Twentieth Century Tales
by
Book Details
About the Book
Twenty pieces of fiction about characters who range from fourteen to eighty one years of age, these short stories belong to the twentieth century probably only in the sense that their background is drawn from that century. Certainly these ordinary people have ordinary--perhaps even trivial--problems that have nothing to do with either the technological advances nor the moral retreats characteristic of the twentieth century. Rather they have everything to do with the persisting human struggle to understand, accept and learn from the same old dilemmas of any century. For the very young there is the mystery of distilling abstract ideas from sensory experiences; for the very old, the need for applying distilled experience to troublesome concrete situations; and for others at various points in the arc of a lifetime, the discovery of significant insights when faced with problems hardly unique to the closing century.
About the Author
Frances A. Sugrue earned her Bachelor of Arts degree from Rosary College (now Dominican University) in River Forest, Illinois and her Master of Arts degree from Loyola University, Chicago.
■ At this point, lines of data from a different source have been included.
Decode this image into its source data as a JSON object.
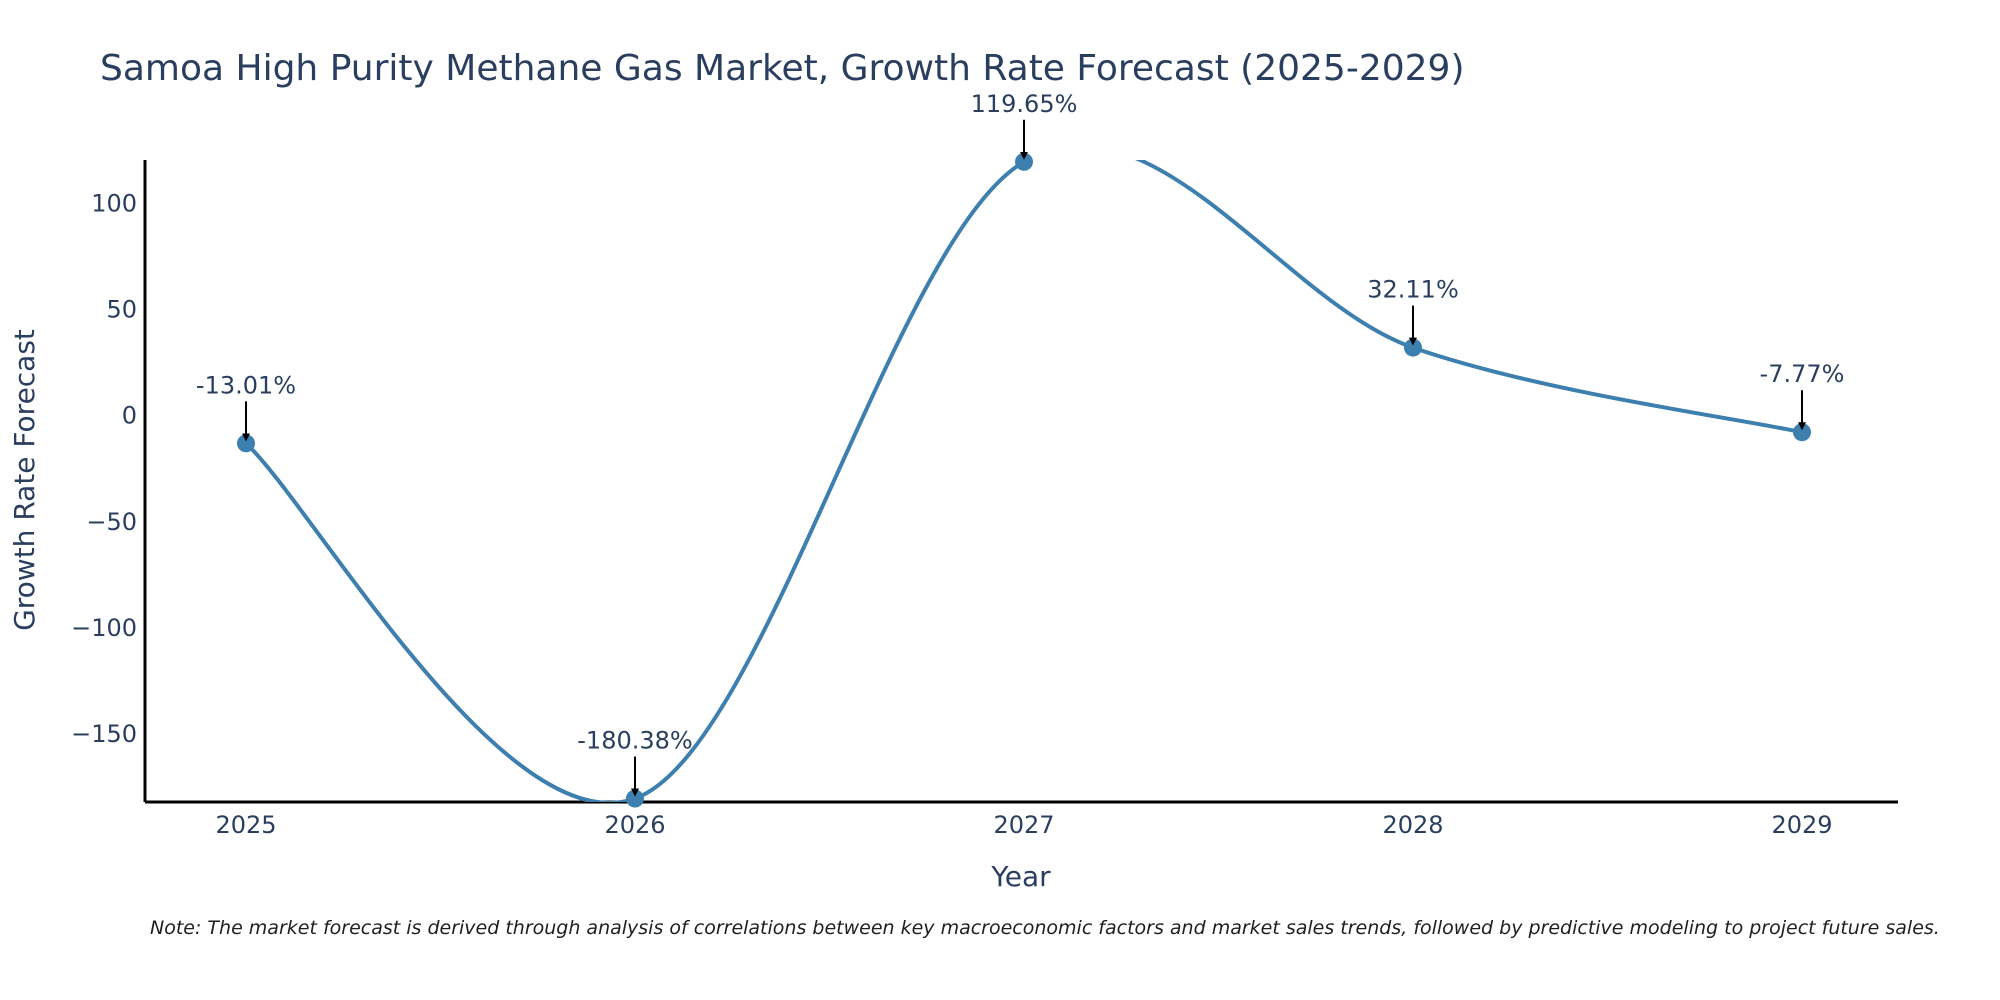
{
  "chart_data": {
    "type": "line",
    "title": "Samoa High Purity Methane Gas Market, Growth Rate Forecast (2025-2029)",
    "xlabel": "Year",
    "ylabel": "Growth Rate Forecast",
    "categories": [
      "2025",
      "2026",
      "2027",
      "2028",
      "2029"
    ],
    "series": [
      {
        "name": "Growth Rate Forecast",
        "values": [
          -13.01,
          -180.38,
          119.65,
          32.11,
          -7.77
        ]
      }
    ],
    "annotations": [
      "-13.01%",
      "-180.38%",
      "119.65%",
      "32.11%",
      "-7.77%"
    ],
    "y_ticks": [
      100,
      50,
      0,
      -50,
      -100,
      -150
    ],
    "y_tick_labels": [
      "100",
      "50",
      "0",
      "−50",
      "−100",
      "−150"
    ],
    "ylim": [
      -182,
      120.5
    ],
    "line_color": "#3d7fae",
    "marker_color": "#3d7fae",
    "arrow_color": "#000000",
    "grid": false
  },
  "note": "Note: The market forecast is derived through analysis of correlations between key macroeconomic factors and market sales trends, followed by predictive modeling to project future sales."
}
Her career was in administratiion in the Federal Government where she was a regional director of two rural health programs for the then Departmentof Health, Education and Welfare. Since college days she has written occasional short stories, published in magazines no longer in existence. None of the stories in this book has been previously published. In 1998 she wrote and self-pulished a family biography, The Sugrue Story, that covers an international Irish clan. Clann OSiochru, founded ten years ago, has members living in Australia, Canada, Egypt, England, Ireland, New Zealand, Taiwan, and the United States. Currently she writes a column for this clan’s quarterly news letter. Her hobbies, since retirement, have been collecting antique dolls and genealogy.